TL;DR: Developers are beginning to realize that SQL's ACID transaction framework and NoSQL's focus on availability and elasticity need not be mutually exclusive. It is possible to mix and match components in your applications to ensure your customers' needs are met in the most efficient, reliable, and consistent manner possible. The key is to break through the virtual wall separating traditional relational DB design and modern distributed web-scale databases.
Once upon a time, there were SQL databases based on a solid framework that ensured their data was discrete, consistent, and reliable. Then the systems hosting the databases started to spread out -- way, way out.
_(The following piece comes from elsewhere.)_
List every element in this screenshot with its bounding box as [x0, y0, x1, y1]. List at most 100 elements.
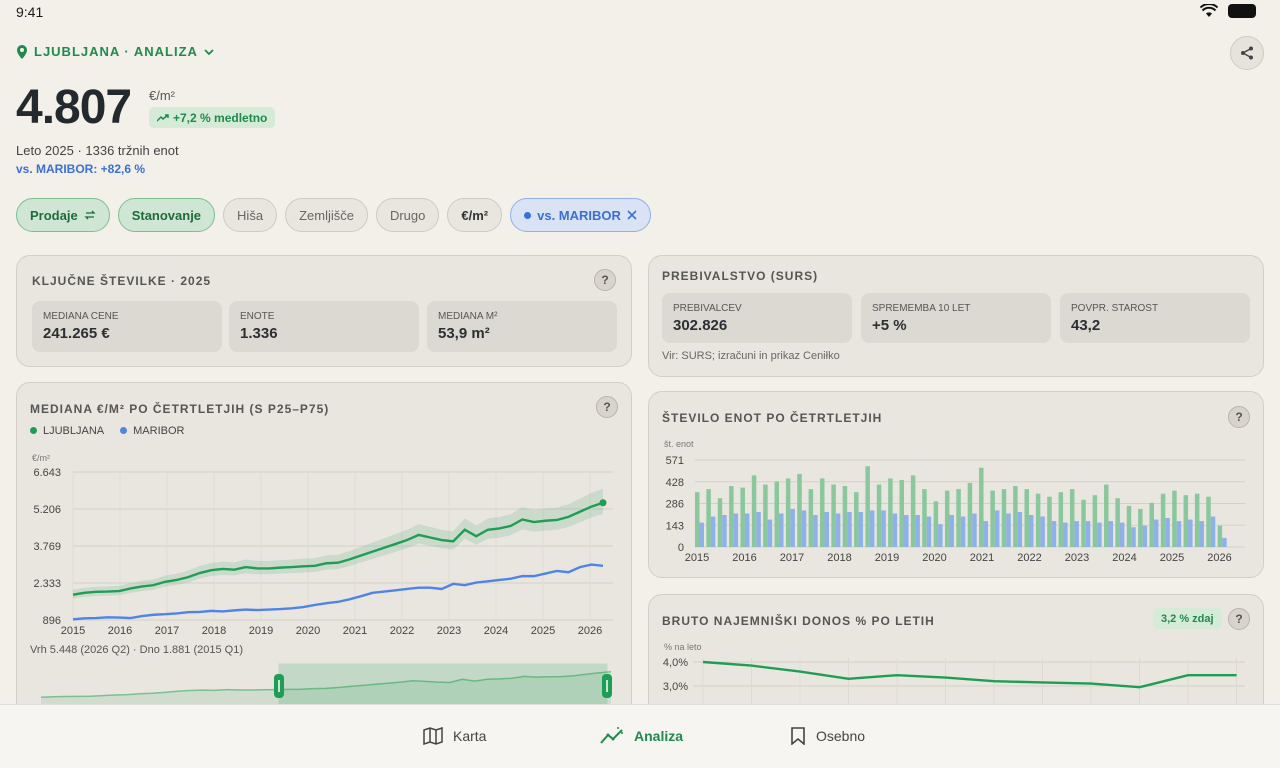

The SQL databases were soon stretched -- or scaled -- to their breaking points, both horizontally and vertically.
A group of intrepid developers soon responded by devising a database structure for widely distributed environments that's based on high-availability, fault tolerance, and perhaps most importantly, stretchability, a.k.a. elasticity or scalability. Web-scale architectures such as NoSQL are premised on the CAP theorem: consistency, availability, and partition tolerance.
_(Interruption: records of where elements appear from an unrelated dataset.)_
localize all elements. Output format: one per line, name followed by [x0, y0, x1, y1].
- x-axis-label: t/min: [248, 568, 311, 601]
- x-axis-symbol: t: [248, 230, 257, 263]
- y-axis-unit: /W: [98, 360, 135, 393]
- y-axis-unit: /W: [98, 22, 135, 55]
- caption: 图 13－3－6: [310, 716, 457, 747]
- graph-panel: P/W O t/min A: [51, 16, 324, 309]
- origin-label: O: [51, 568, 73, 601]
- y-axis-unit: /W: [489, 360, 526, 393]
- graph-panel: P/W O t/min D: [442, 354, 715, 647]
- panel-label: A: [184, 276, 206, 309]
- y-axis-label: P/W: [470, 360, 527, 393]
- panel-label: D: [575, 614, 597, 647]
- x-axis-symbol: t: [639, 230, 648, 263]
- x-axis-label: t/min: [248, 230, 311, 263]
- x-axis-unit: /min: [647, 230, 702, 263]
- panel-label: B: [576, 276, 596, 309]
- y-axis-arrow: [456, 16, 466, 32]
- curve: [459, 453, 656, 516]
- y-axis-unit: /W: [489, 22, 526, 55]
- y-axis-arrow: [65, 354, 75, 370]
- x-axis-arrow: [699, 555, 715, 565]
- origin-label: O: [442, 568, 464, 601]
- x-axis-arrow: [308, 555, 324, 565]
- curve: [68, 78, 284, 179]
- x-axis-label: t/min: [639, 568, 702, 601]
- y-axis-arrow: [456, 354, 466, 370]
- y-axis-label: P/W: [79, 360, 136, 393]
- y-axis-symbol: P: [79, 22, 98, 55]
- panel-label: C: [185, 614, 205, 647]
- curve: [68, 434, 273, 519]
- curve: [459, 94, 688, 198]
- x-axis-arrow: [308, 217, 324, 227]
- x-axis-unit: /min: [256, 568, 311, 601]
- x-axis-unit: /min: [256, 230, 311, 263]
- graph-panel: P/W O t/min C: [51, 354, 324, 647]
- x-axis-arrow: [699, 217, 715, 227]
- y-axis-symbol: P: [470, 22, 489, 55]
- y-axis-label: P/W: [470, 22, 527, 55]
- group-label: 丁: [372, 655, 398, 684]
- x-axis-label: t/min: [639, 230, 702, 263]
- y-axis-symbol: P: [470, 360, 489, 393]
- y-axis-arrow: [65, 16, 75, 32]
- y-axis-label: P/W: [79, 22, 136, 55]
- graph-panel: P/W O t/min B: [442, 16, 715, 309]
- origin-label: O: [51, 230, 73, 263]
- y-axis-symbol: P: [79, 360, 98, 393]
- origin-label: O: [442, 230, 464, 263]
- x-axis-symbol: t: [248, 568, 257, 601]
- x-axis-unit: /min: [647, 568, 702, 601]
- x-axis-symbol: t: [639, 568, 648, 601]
The CAP theorem is also referred to as Brewer's theorem after UC Berkeley researcher Eric Brewer. From its introduction the CAP theorem has seemed to be incompatible with SQL's ACID framework: atomicity, consistency, isolation, and durability. ACID is a database transaction system devised by Jim Gray in the 1970s. In distributed systems with multiple nodes, managing transactions in such a framework gets complicated. Sometimes really complicated.
As usually happens when old meets new, the result is an amalgam of traditional approaches and innovative techniques that address changes in technology and users' needs. Now organizations are devising solutions to their app-development needs that adhere to many ACID principles while simultaneously realizing the benefits of Web scale systems.
Debunking the myths surrounding ACID-NoSQL incompatibilities
ACID is intended to ensure the reliability of the transactions that are the heart of any relational DBMS. Conversely, NoSQL emphasizes availability and elasticity over consistency -- promising only "eventual consistency," as DataStax CEO Billy Bosworth describes it in a July 24, 2013, article on InfoWorld.
Bosworth supports his claim that online applications don't require full ACID compliance by citing the mission-critical apps created by such firms as Netflix, eBay, and Instagram that are not ACID-compliant. These and other NoSQL databases are listed on the Planet Cassandra site.
It isn't uncommon for post-relational databases to sacrifice consistency for performance yet still adhere to ACID's atomicity, isolation, and durability requirements. Bosworth points to this ability to mix and match components to create apps representing the bet of both the old and new worlds.
After bumping up against the inherent limits of SQL databases in distributed environments, developers turn to clustering and sharding, but both techniques come with their own management headaches, as Wiqar Chaudry explains in a January 3, 2013, article on Database Trends and Applications.
Companies are taking creative approaches to address the need to maximize their investments in traditional SQL databases while adopting the new technologies required to meet their users' needs. At the MySQL Worldwide Conference & Expo held in April 2014, Tamar Bercovici, an engineering manager at Box, described the company's use of MySQL and the Apache HBase nonrelational distributed DBMS in an integrated production environment.
For Box, the best solution was sharding, which ensured that transactions, joins, and secondary indexes, which don't scale well, will respect all shard boundaries. Box's sharding solution entailed less work than the alternative approaches, but it provided developers with a robust data store they could build on in the long term.